Just a few months after setting up new business Fast Labour with his Scottish lover – the young and impressionable Anita, and fellow immigrants Alexei and Andrius, their turnover is exceeding £100,000. But Victor, transformed from dirty Adidas tracksuits to sleazy suits, soon forgets the roots of his cause and the people looking to him for hope become simply a means to an end.
Waters paints no heroes in this play – Victor begins as a figure of potential change and growth for the horrific conditions and lives the immigrants working for Grimmer experience, but becomes seduced by money and status, trapping him into the system he so despised. Anita (Kirsty Stuart), who declares herself time and time “to have no criminal potential”, is seemingly a coward who consciously makes the decision to play ignorant to the consequences of her involvement, happy to believe what she would like to be true in order to be a part of something.

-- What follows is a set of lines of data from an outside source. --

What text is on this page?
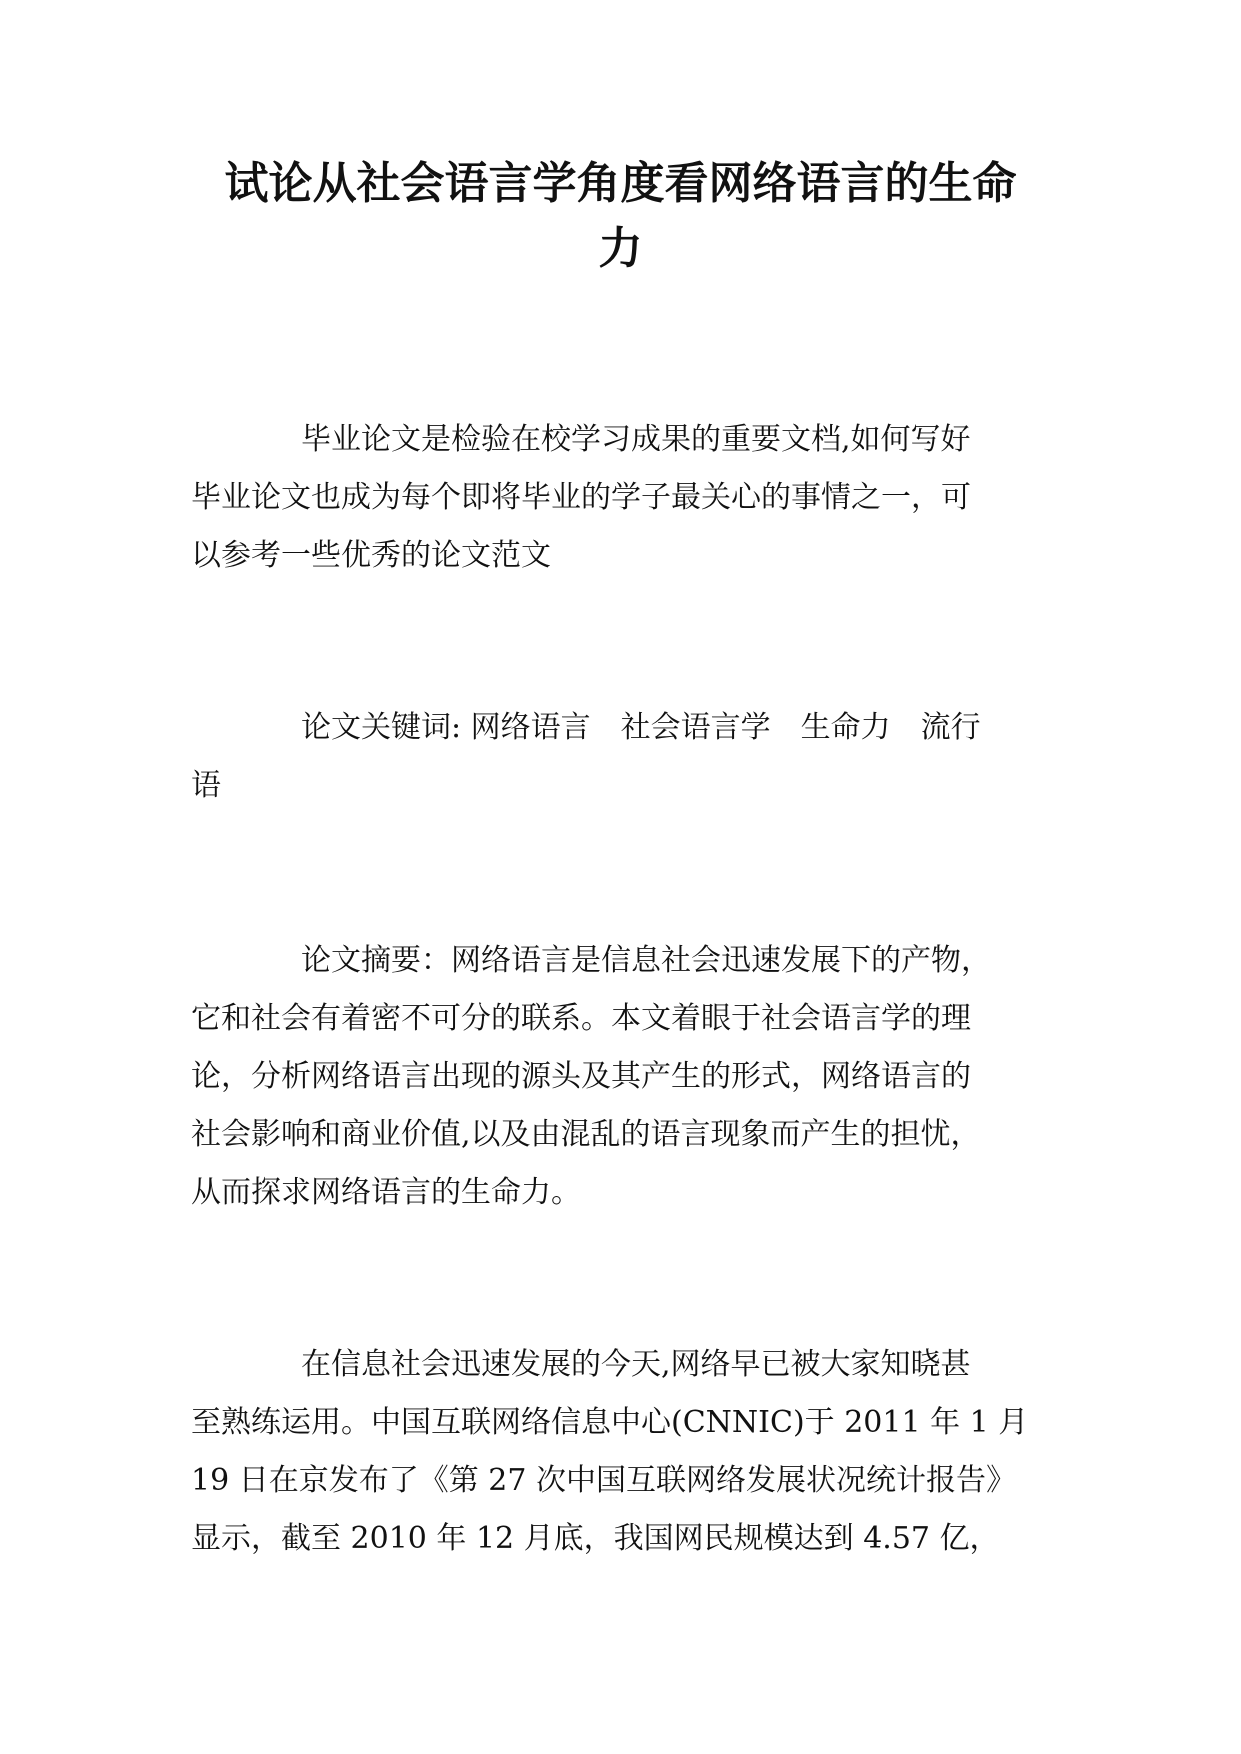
试论从社会语言学角度看网络语言的生命
力
毕业论文是检验在校学习成果的重要文档,如何写好
毕业论文也成为每个即将毕业的学子最关心的事情之一，可
以参考一些优秀的论文范文
论文关键词: 网络语言　社会语言学　生命力　流行
语
论文摘要：网络语言是信息社会迅速发展下的产物，
它和社会有着密不可分的联系。本文着眼于社会语言学的理
论，分析网络语言出现的源头及其产生的形式，网络语言的
社会影响和商业价值,以及由混乱的语言现象而产生的担忧，
从而探求网络语言的生命力。
在信息社会迅速发展的今天,网络早已被大家知晓甚
至熟练运用。中国互联网络信息中心(CNNIC)于 2011 年 1 月
19 日在京发布了《第 27 次中国互联网络发展状况统计报告》
显示，截至 2010 年 12 月底，我国网民规模达到 4.57 亿，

Fast Labour is cleverly staged with three screens continually playing films by Simon Daw and Mic Pool, transforming the action from the fields of East Anglia to the side of the motorway, changing the pace and atmosphere of the play. Along the front of the stage is a bed of soil, a constant reminder of the back breaking labour at the centre of the story and the luxury gardens of the people happy to make money from them.
Waters’s play creates an unsettling look at a very real situation in Britain today, offering no solution or judgement, only leaving the audience to reflect if ignorance really is bliss.